Snafu emerges in Ron Calderon's complaint against federal government

lrosenhall@sacbee.comJanuary 10, 2014 

California Lawmaker-FBI

State Sen. Ron Calderon, D-Montebello, right, grimaces as a reporter tries to ask him a question at the end of his brief news conference at the Capitol in Sacramento, Calif., Monday June 10, 2013, Calderon was a no-show last week with an unexcused absence after at least a half-dozen FBI agents carted boxes from his Sacramento offices following a more than six-hour search Tuesday. Calderon did not answer any questions and no details has been given for the search and not charges have been filed. (AP Photo/ Rich Pedroncelli)

RICH PEDRONCELLI — AP

A federal judge gave the federal government two months to respond after state Sen. Ron Calderon filed charges in November alleging authorities leaked an FBI affidavit accusing him of bribery as retaliation for his refusal to wear a wire in a sting of two fellow state senators.

Those two months are up on Monday – but don’t expect any response from the government.

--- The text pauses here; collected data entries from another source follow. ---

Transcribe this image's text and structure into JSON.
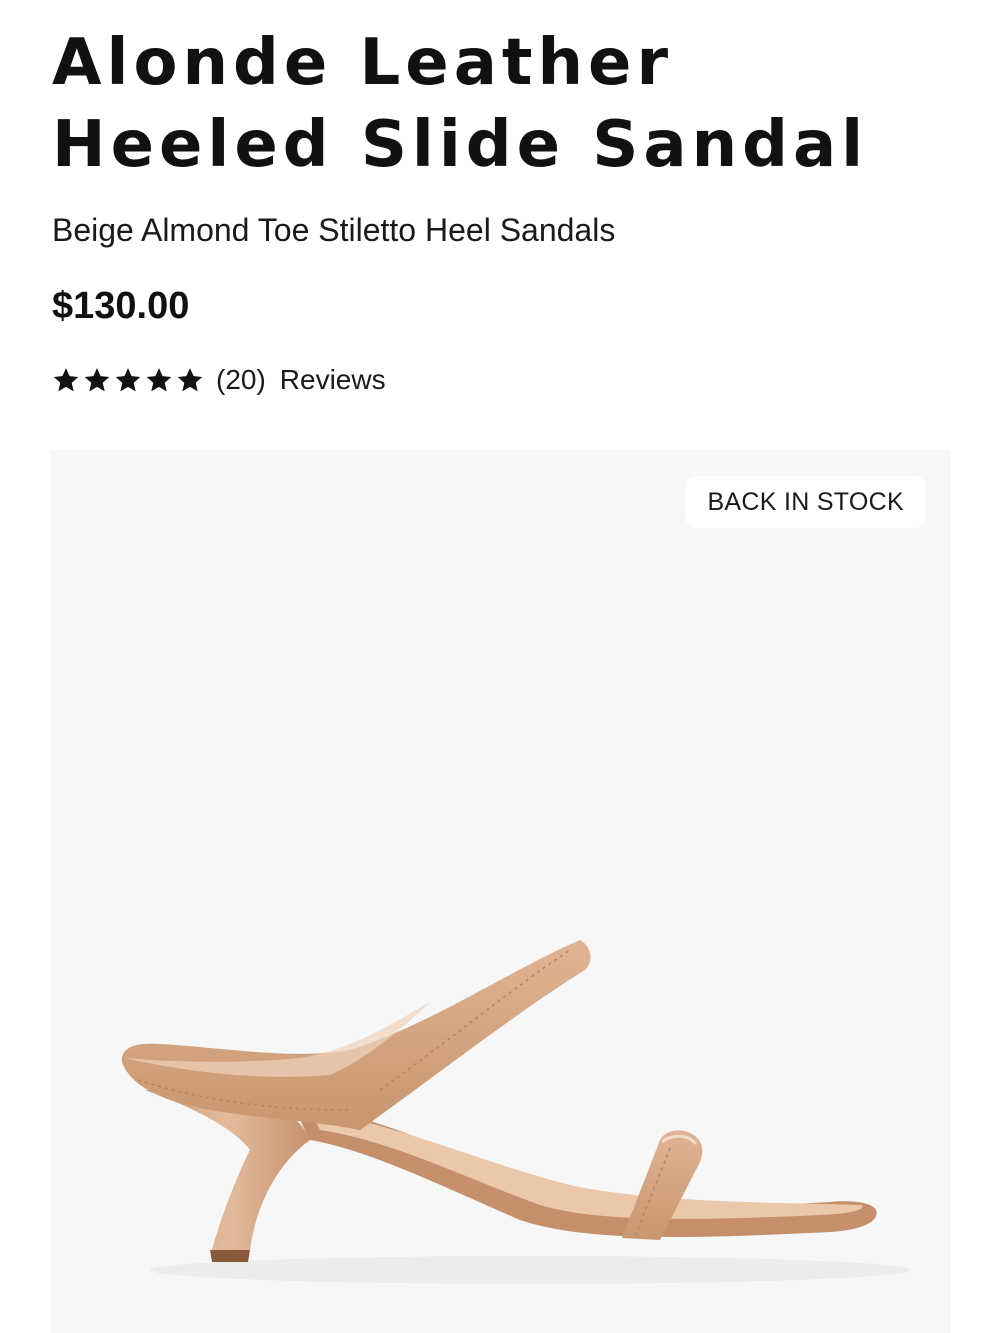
{
  "product": {
    "title_line1": "Alonde Leather",
    "title_line2": "Heeled Slide Sandal",
    "subtitle": "Beige Almond Toe Stiletto Heel Sandals",
    "price": "$130.00",
    "rating": {
      "stars": 5,
      "max_stars": 5,
      "count": "(20)",
      "reviews_label": "Reviews"
    },
    "image": {
      "badge": "BACK IN STOCK",
      "background_color": "#f7f7f7",
      "product_color": "#d7a987"
    }
  }
}
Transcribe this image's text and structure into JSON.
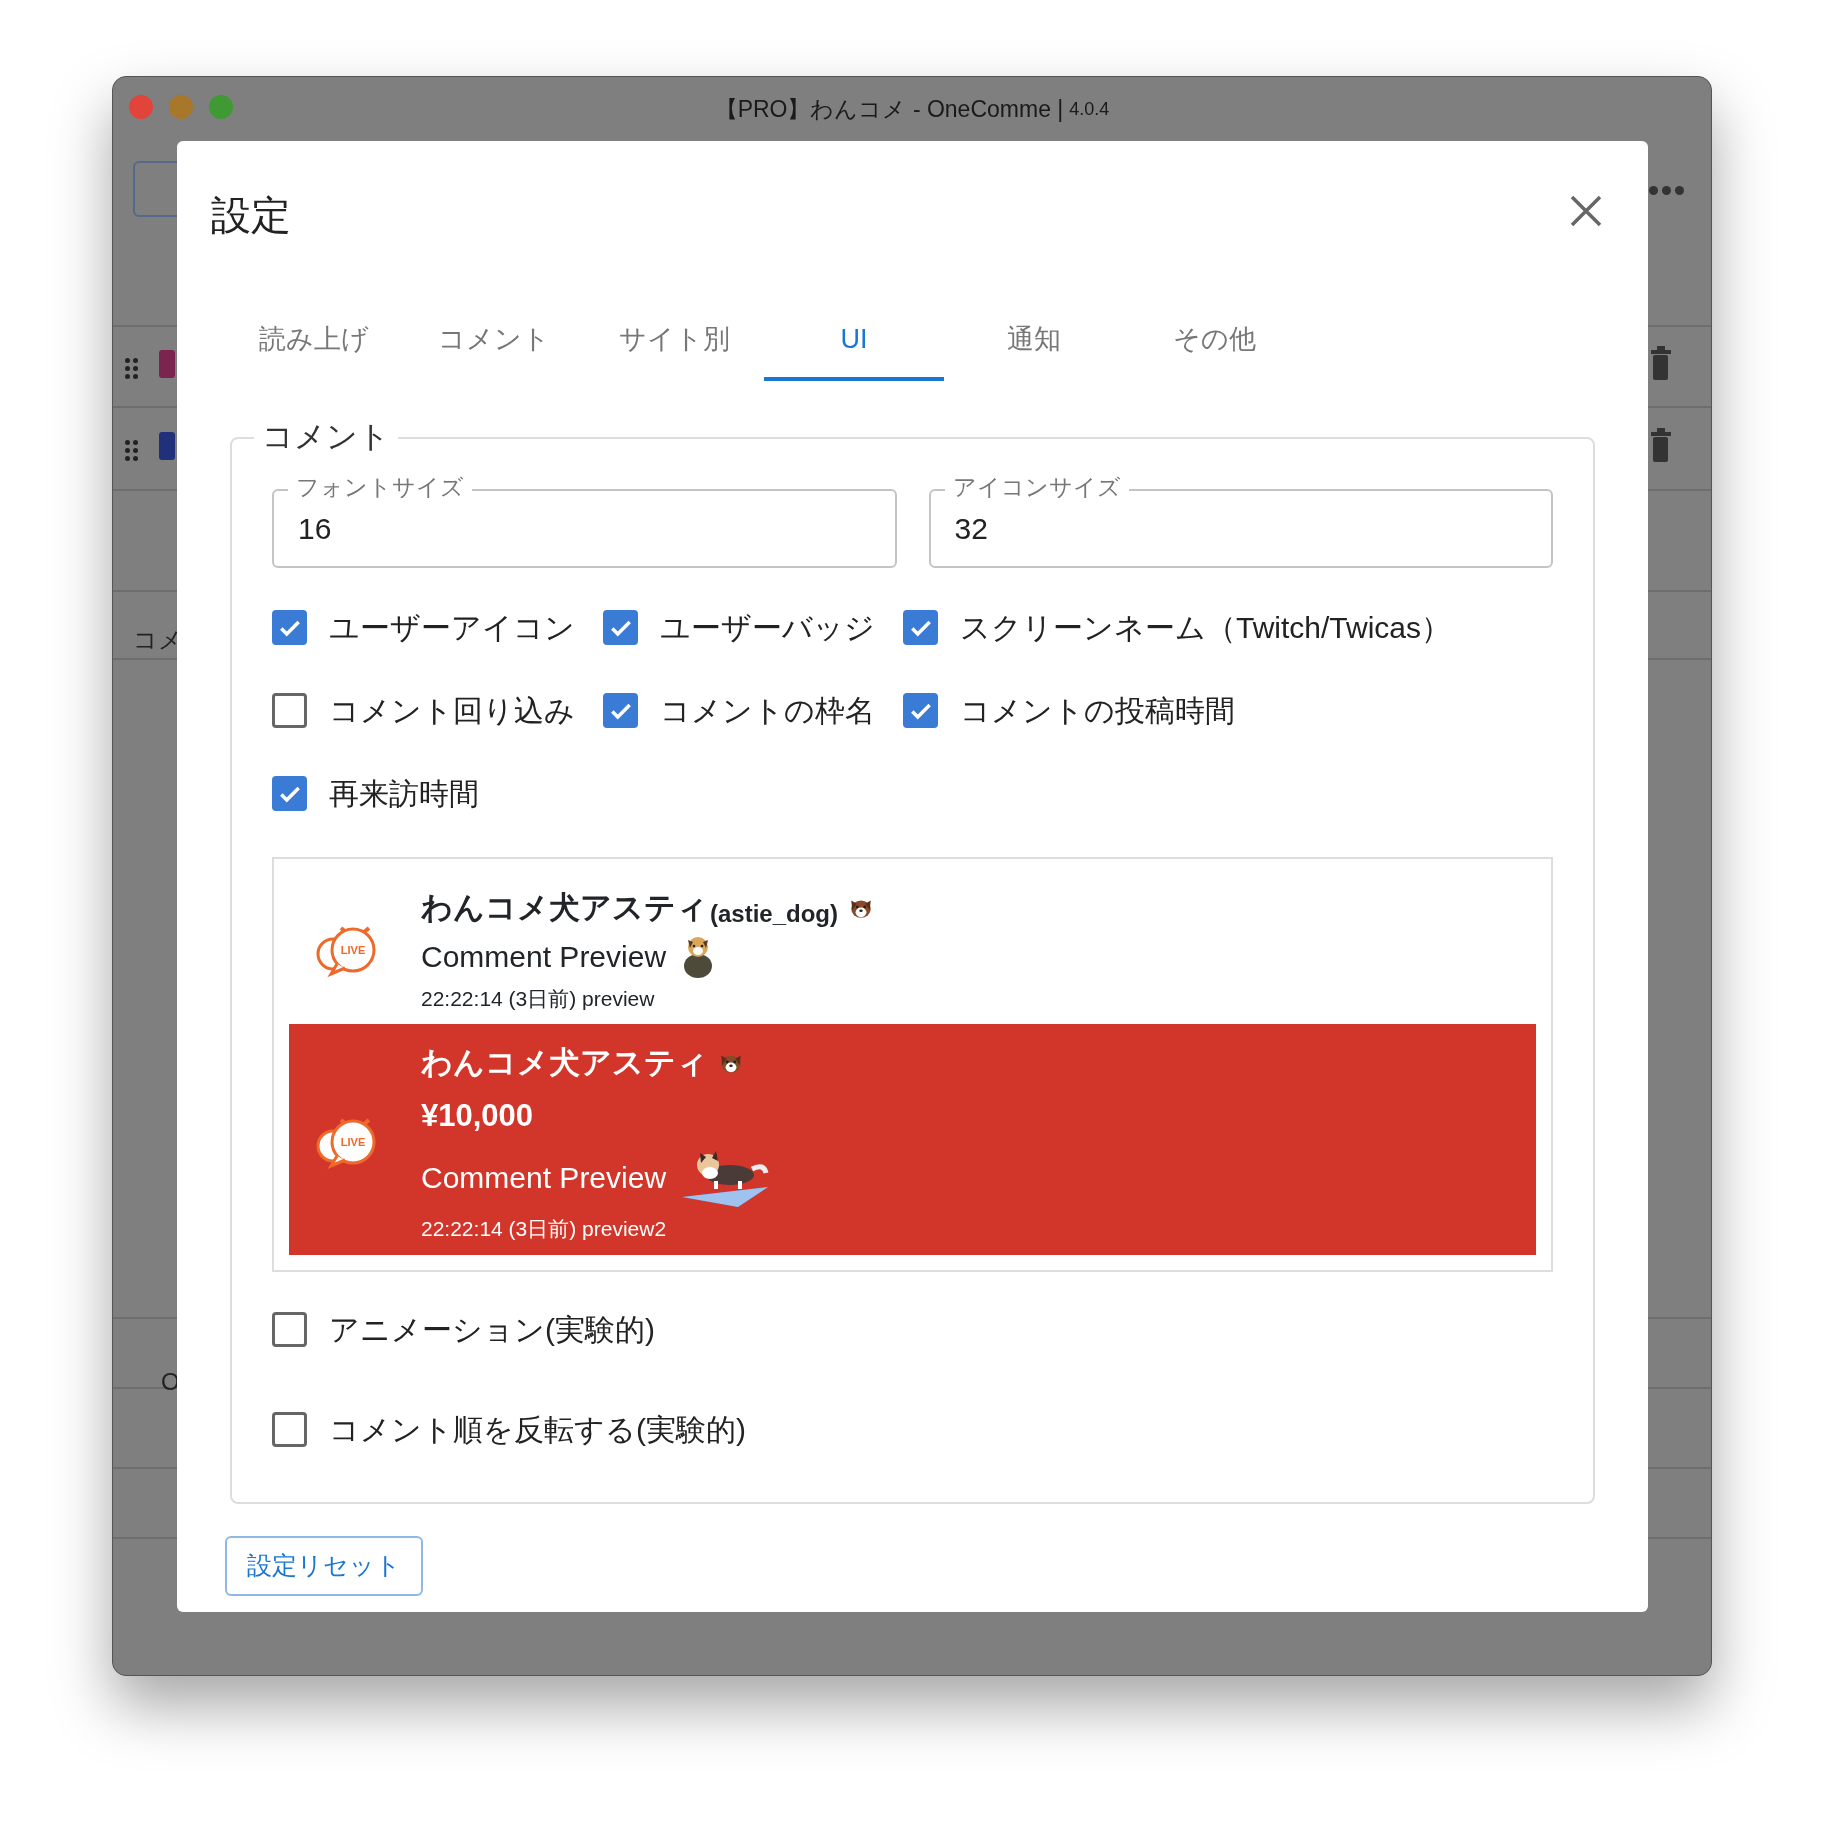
{
  "window": {
    "title": "【PRO】わんコメ - OneComme |",
    "version": "4.0.4"
  },
  "background": {
    "rows": [
      {
        "color": "#7c2450"
      },
      {
        "color": "#21307a"
      }
    ],
    "labels": [
      "コメ",
      "O"
    ]
  },
  "dialog": {
    "title": "設定",
    "tabs": [
      {
        "label": "読み上げ",
        "selected": false
      },
      {
        "label": "コメント",
        "selected": false
      },
      {
        "label": "サイト別",
        "selected": false
      },
      {
        "label": "UI",
        "selected": true
      },
      {
        "label": "通知",
        "selected": false
      },
      {
        "label": "その他",
        "selected": false
      }
    ],
    "section": {
      "legend": "コメント",
      "fields": [
        {
          "label": "フォントサイズ",
          "value": "16"
        },
        {
          "label": "アイコンサイズ",
          "value": "32"
        }
      ],
      "checkbox_rows": [
        [
          {
            "label": "ユーザーアイコン",
            "checked": true
          },
          {
            "label": "ユーザーバッジ",
            "checked": true
          },
          {
            "label": "スクリーンネーム（Twitch/Twicas）",
            "checked": true
          }
        ],
        [
          {
            "label": "コメント回り込み",
            "checked": false
          },
          {
            "label": "コメントの枠名",
            "checked": true
          },
          {
            "label": "コメントの投稿時間",
            "checked": true
          }
        ],
        [
          {
            "label": "再来訪時間",
            "checked": true
          }
        ]
      ],
      "preview": [
        {
          "kind": "normal",
          "live_label": "LIVE",
          "name": "わんコメ犬アスティ",
          "screen_name": "(astie_dog)",
          "text": "Comment Preview",
          "time": "22:22:14 (3日前) preview"
        },
        {
          "kind": "paid",
          "live_label": "LIVE",
          "name": "わんコメ犬アスティ",
          "amount": "¥10,000",
          "text": "Comment Preview",
          "time": "22:22:14 (3日前) preview2"
        }
      ],
      "options": [
        {
          "label": "アニメーション(実験的)",
          "checked": false
        },
        {
          "label": "コメント順を反転する(実験的)",
          "checked": false
        }
      ]
    },
    "reset_button": "設定リセット"
  }
}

Turns out Calderon’s lawyer, Mark Geragos, did not serve the complaint on the government back when he made the filing in federal court on Nov. 13. The court’s 60-day timeline for the government to respond only kicks in once the complaint is officially served.

The Sacramento Bee left Geragos several messages this week to find out what was going on. He never returned the calls.

But he apparently did get around to serving the complaint that asks the court to hold prosecutors in contempt for leaking the 124-page affidavit, and says Sen. Kevin de León and Senate leader Darrell Steinberg are the subjects of the FBI’s investigation.

“The complaint was not properly served on this office until this week,” said an email from Thom Mrozek of the U.S. Attorney’s Office in Los Angeles.

“Therefore, our response is not due until early March.”

Jim Wedick, a former FBI agent who participated in a high-profile corruption sting in the Capitol in the 1980s, said the fact that Calderon’s lawyer never served the complaint indicates it was an attempt to generate headlines more than a serious legal maneuver.

“It was a publicity stunt that blew up in their face,” he said.